Let’s begin with a simple question. What’s the purpose of nondiscrimination law? As a general matter, such laws are not designed to eliminate all discrimination on the basis of the protected characteristic. Instead, the desire is to eliminate invidious discrimination. The phrase “invidious discrimination” is critical. It’s a legal term of art that generally means “a classification which is arbitrary, irrational and not reasonably related to a legitimate purpose.”

Indeed, the effort to eliminate all discrimination based on protected characteristics can result in unjust and nonsensical outcomes. Do we want laws holding that separate male and female lockers and showers are per se unlawful? Or should there be no legal preference for female guards to perform strip searches of female prisoners?
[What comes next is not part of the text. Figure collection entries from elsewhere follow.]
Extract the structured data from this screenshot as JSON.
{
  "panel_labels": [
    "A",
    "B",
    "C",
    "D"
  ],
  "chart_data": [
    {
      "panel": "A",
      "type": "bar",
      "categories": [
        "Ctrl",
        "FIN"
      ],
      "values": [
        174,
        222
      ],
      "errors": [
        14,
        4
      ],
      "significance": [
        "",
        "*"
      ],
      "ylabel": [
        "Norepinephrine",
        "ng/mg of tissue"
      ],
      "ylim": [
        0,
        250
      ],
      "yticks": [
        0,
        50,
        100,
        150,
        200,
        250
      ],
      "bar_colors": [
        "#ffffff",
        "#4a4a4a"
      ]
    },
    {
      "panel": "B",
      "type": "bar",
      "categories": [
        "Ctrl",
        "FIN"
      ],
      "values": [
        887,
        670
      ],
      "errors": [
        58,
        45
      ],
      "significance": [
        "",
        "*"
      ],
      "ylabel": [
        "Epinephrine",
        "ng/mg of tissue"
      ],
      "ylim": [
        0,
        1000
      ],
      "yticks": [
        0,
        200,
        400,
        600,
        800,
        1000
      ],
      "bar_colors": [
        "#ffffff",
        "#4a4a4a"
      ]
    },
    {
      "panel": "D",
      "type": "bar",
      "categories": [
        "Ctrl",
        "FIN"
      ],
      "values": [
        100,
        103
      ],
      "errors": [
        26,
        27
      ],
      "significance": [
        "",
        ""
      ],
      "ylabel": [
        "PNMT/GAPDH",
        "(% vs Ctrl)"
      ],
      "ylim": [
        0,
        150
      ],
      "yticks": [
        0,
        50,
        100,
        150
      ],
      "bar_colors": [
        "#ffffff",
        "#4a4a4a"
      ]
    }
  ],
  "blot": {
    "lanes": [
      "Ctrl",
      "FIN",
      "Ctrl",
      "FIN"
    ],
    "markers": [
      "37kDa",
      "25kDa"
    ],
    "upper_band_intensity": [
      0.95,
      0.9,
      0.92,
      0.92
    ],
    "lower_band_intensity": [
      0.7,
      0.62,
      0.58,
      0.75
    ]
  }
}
Should we end the distinction between male and female sports and simply say that the best athlete gets the spot? In each of these circumstances, a truly sex-blind system would actually hurt women—achieving a result the opposite of the law’s intent.

On the other hand, we also know what invidious sex discrimination looks like. We see it in hostile environment sexual harassment, when women are subjected to gross, sexist abuse in the workplace. We see it when employers refuse to hire female workers because they “might get pregnant.” We see it in quid pro quo sexual harassment, when women are coerced into trading sex for promotions or pay raises. In those circumstances, nondiscrimination law stands as a firewall against systemic injustice and exploitation.

A truly effective and just nondiscrimination law does its best to navigate the distinction between invidious and benign (or even necessary) acts of discrimination. It recognizes the limits of the state’s interests, and it pulls back when it conflicts with fundamental constitutional rights.